Bulletin of the American Physical Society
60th Annual Meeting of the APS Division of Plasma Physics
Volume 63, Number 11
Monday–Friday, November 5–9, 2018; Portland, Oregon
Session UP11: Poster Session VIII: MST; DIII-D Tokamak; SPARC, C-Mod, and High Field Tokamaks; HBT-EP; Transport and LPI in ICF Plasmas, Hydrodynamic Instability; HEDP Posters; Space and Astrophysical Plasmas (2:00pm-5:00pm)

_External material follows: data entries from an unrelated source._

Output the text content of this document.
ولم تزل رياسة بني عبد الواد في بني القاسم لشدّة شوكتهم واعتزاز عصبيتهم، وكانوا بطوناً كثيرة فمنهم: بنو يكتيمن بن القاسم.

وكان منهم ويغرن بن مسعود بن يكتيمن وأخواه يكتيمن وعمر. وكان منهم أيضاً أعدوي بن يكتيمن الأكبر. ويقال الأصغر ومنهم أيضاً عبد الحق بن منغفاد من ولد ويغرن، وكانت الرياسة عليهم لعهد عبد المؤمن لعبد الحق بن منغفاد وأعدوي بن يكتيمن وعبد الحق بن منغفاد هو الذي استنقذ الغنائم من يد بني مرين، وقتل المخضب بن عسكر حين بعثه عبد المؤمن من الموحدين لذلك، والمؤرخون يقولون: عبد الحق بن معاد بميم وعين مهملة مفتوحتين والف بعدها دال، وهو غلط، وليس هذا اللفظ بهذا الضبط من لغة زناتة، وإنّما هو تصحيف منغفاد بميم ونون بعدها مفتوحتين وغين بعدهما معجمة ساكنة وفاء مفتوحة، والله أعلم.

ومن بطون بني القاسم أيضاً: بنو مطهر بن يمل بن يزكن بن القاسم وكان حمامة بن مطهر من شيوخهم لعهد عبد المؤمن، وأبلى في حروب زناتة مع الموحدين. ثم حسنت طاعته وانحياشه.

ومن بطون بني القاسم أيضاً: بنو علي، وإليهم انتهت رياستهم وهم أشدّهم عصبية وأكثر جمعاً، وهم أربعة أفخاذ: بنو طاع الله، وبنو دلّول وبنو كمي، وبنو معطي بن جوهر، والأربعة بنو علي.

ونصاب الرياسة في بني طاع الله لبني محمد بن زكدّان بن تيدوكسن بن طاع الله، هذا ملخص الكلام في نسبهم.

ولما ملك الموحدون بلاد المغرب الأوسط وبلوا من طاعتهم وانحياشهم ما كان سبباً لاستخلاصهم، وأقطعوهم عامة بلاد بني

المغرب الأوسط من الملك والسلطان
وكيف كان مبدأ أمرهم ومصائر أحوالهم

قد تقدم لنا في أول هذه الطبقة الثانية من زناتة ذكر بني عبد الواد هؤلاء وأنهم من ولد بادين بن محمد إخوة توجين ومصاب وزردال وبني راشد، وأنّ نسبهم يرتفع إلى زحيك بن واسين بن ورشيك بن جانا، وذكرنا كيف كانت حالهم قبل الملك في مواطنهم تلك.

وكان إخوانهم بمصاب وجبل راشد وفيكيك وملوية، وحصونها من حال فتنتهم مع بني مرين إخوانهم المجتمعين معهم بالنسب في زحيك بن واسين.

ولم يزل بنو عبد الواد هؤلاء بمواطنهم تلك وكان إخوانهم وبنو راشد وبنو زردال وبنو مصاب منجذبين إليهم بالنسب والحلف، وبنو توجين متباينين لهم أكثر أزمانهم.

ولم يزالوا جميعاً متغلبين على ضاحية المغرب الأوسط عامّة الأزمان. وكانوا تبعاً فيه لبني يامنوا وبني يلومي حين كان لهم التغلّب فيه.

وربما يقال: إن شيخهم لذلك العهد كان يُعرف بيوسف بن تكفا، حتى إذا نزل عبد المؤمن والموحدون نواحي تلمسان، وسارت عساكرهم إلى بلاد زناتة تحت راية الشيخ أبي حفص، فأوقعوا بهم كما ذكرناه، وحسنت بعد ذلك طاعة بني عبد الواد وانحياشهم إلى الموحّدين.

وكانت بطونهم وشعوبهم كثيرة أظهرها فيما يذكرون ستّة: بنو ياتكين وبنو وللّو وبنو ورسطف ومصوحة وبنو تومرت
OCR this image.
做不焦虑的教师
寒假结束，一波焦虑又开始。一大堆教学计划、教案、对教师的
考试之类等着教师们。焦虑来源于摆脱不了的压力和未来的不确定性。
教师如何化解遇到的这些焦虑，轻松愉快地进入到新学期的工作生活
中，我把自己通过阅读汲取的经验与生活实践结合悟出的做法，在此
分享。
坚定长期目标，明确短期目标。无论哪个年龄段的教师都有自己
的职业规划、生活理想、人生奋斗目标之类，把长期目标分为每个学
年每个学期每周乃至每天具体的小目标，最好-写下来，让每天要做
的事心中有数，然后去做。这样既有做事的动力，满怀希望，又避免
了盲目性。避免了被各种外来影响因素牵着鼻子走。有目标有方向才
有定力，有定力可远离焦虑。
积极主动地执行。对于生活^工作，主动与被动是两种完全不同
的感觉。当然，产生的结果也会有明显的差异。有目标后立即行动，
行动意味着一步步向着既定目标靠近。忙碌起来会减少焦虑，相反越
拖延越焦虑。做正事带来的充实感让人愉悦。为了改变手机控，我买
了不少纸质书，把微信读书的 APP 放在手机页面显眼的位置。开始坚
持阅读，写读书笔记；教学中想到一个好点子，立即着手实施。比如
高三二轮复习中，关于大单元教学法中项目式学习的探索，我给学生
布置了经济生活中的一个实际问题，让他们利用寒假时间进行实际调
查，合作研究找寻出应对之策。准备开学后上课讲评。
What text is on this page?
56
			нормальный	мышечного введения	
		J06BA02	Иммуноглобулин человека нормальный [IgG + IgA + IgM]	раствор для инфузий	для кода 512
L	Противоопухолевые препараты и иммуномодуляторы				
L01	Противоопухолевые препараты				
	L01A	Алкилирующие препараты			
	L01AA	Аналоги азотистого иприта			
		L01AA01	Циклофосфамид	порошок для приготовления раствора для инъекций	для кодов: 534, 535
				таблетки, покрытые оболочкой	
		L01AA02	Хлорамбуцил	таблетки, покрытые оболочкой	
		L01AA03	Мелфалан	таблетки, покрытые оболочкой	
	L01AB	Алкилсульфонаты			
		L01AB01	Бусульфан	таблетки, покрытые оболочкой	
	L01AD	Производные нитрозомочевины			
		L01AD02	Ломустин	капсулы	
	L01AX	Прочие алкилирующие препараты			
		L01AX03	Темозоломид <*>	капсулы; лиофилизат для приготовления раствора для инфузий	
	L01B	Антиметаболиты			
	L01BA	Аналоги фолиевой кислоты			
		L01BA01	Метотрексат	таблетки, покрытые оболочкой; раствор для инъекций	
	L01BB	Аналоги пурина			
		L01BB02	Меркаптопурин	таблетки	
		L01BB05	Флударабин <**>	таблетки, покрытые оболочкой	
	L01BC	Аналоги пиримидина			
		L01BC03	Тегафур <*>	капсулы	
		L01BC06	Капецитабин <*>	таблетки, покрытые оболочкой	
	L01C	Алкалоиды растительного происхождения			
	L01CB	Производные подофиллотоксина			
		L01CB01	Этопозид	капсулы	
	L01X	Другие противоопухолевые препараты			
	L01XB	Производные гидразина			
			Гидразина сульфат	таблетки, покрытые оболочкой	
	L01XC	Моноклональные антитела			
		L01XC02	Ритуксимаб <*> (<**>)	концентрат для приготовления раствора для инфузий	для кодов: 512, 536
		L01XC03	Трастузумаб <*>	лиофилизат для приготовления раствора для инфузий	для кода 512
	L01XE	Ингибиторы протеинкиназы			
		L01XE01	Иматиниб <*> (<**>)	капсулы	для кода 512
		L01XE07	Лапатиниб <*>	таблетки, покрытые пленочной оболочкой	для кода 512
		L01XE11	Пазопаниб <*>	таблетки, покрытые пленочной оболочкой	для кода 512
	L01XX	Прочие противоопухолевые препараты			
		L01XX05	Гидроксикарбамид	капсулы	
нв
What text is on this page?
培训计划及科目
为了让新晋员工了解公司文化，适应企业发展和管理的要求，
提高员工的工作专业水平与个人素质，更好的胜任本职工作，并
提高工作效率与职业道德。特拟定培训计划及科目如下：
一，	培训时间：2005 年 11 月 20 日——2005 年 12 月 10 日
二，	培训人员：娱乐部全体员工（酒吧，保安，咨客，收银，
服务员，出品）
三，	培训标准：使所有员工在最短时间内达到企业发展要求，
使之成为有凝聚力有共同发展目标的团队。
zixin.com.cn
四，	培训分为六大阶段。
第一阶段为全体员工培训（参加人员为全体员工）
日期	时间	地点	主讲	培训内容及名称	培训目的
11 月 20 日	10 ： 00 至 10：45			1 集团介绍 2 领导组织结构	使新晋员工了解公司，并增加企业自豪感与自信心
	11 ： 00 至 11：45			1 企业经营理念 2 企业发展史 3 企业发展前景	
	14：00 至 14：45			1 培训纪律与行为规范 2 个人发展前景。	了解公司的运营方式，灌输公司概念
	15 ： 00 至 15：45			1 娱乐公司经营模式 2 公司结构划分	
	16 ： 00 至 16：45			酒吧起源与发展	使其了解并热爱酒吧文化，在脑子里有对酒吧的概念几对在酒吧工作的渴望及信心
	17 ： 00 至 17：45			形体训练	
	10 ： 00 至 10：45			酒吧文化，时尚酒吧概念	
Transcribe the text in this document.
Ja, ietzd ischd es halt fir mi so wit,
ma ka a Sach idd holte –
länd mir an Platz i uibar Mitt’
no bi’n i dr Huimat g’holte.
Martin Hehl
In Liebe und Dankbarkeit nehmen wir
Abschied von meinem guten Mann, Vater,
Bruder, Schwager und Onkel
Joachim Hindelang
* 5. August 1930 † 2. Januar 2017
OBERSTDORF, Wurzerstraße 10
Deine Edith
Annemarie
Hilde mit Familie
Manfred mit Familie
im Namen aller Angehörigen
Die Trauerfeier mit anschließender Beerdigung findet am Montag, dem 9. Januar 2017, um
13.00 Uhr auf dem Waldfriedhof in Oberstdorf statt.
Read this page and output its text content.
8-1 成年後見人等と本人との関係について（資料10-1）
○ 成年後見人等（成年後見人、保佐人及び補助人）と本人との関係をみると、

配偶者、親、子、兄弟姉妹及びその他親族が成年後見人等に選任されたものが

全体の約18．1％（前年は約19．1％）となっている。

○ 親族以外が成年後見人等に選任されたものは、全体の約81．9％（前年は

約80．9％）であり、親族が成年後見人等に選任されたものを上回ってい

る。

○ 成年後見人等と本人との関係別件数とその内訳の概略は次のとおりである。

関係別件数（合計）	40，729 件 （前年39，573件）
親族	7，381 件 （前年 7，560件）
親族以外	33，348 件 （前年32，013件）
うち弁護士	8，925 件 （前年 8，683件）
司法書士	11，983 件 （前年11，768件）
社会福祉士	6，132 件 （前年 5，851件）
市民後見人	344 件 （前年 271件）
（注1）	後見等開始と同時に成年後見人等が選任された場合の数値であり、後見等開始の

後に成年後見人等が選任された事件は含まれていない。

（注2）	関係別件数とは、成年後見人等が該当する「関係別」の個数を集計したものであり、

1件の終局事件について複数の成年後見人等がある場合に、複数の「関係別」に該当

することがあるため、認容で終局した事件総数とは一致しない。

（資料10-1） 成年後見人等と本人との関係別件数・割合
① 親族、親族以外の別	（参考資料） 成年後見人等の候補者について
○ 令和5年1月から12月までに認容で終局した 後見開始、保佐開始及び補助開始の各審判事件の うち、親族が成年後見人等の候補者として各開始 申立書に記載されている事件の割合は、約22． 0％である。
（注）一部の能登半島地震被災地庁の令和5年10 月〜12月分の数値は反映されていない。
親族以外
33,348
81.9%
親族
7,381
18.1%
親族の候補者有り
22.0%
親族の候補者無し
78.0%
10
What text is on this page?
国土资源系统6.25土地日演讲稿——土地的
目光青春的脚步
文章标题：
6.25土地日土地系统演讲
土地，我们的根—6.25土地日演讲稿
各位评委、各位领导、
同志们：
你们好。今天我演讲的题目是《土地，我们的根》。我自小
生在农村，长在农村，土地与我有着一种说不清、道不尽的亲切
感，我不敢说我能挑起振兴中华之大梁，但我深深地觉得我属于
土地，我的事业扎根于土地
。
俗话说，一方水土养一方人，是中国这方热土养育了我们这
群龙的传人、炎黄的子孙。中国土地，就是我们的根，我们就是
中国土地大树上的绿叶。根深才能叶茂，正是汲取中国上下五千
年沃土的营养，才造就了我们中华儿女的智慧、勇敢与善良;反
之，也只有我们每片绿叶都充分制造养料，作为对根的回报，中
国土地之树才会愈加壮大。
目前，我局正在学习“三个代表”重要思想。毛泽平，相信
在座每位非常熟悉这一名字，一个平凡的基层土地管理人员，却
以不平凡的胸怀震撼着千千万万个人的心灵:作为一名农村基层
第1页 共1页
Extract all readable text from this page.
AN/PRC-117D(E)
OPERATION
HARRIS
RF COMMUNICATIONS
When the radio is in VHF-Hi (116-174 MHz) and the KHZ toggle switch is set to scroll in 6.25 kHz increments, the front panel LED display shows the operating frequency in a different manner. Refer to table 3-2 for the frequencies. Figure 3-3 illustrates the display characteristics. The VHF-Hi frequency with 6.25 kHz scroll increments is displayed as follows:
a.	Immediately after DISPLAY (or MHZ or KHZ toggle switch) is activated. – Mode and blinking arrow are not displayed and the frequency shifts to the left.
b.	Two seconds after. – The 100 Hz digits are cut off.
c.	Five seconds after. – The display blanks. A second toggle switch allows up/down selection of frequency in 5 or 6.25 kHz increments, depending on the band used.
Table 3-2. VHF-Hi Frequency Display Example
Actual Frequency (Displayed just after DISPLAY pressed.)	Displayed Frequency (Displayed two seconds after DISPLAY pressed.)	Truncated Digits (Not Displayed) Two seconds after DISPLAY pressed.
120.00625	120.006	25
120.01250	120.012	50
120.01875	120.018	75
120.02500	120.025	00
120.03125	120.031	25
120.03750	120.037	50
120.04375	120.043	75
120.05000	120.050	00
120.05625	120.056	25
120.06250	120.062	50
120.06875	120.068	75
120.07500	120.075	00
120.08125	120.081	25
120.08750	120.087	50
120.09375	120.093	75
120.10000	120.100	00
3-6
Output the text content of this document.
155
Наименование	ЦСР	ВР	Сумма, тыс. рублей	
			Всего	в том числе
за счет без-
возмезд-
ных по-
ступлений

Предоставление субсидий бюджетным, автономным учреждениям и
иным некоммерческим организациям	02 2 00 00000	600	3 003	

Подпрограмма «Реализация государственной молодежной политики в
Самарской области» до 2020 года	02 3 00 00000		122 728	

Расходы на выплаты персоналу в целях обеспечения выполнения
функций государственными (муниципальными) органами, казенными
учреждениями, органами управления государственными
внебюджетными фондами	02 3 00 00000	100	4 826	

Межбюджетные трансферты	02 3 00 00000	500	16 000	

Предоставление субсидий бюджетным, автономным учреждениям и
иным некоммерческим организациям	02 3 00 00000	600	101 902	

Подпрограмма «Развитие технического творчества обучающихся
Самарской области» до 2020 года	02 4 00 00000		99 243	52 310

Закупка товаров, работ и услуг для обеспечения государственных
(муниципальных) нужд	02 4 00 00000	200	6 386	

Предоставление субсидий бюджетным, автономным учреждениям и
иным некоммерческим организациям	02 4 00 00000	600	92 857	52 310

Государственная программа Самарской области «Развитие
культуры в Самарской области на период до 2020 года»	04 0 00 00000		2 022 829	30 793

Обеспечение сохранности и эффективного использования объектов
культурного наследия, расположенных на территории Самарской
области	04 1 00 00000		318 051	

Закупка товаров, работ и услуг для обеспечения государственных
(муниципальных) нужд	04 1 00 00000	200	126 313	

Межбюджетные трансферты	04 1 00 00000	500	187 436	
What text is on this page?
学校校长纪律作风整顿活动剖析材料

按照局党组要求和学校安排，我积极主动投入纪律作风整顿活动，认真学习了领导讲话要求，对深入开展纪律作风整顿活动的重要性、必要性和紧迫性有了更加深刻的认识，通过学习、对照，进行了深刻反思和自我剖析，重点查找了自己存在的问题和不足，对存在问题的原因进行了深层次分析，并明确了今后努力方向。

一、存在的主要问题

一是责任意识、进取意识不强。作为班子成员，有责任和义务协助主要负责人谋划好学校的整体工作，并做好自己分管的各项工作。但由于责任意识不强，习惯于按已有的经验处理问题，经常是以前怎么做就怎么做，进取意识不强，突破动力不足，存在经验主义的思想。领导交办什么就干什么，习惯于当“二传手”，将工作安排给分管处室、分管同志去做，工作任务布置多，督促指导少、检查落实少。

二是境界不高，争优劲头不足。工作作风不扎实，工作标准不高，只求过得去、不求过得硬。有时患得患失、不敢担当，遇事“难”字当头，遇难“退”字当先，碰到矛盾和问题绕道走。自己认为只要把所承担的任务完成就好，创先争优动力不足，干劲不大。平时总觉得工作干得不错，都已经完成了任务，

Thursday, November 8, 2018
OCC
Room: Exhibit Hall A1&A
Abstract ID: BAPS.2018.DPP.UP11.46
Abstract: UP11.00046 : Vertical plasma oscillations as a tool to perturb the pedestal in the DIII-D tokamak*
Presenter:
Florian M. Laggner
(Princeton University)
Authors:
Florian M. Laggner
(Princeton University)
Egemen Kolemen
(Princeton University)
Ahmed Diallo
(Princeton Plasma Physics Laboratory)
Richard Groebner
(General Atomics)
Kshitish Barada
(University of California Los Angeles)
Andrew Nelson
(Princeton Plasma Physics Laboratory)
Thomas H. Osborne
(General Atomics)
the DIII-D Team
(General Atomics)
Previous experimental approaches used vertical oscillations, also called ‘jogs’ or vertical kicks, for ELM pacing. This contribution presents experiments, where such oscillations were applied to probe inter-ELM pedestal instabilities. Since fast vertical plasma movements induce current mainly at the plasma edge, the applied oscillation can be a strong actuator on pedestal microinstabilities. Such instabilities typically appear as high frequency fluctuations during the last phase of the ELM cycle, when the edge pressure gradient is saturated. In this phase the pedestal is stable but marginal to the stability limit. Therefore, if a perturbation is applied by a vertical plasma oscillation, it becomes highly probable that an ELM crash is triggered. Further, the oscillations modify the detected frequency of the inter-ELM fluctuations, depending on the direction of the induced current. Not all frequency bands are similarly modified, especially the broad band high frequency fluctuations remain unchanged. It is suggested that the frequency changes are related to a shift of the instability location with respect to the rotation profile or a direct modification of the edge rotation.
*This work was supported by the US Department of Energy under DE-FC02-04ER54698, DE-SC0015878 and DE-SC0015480.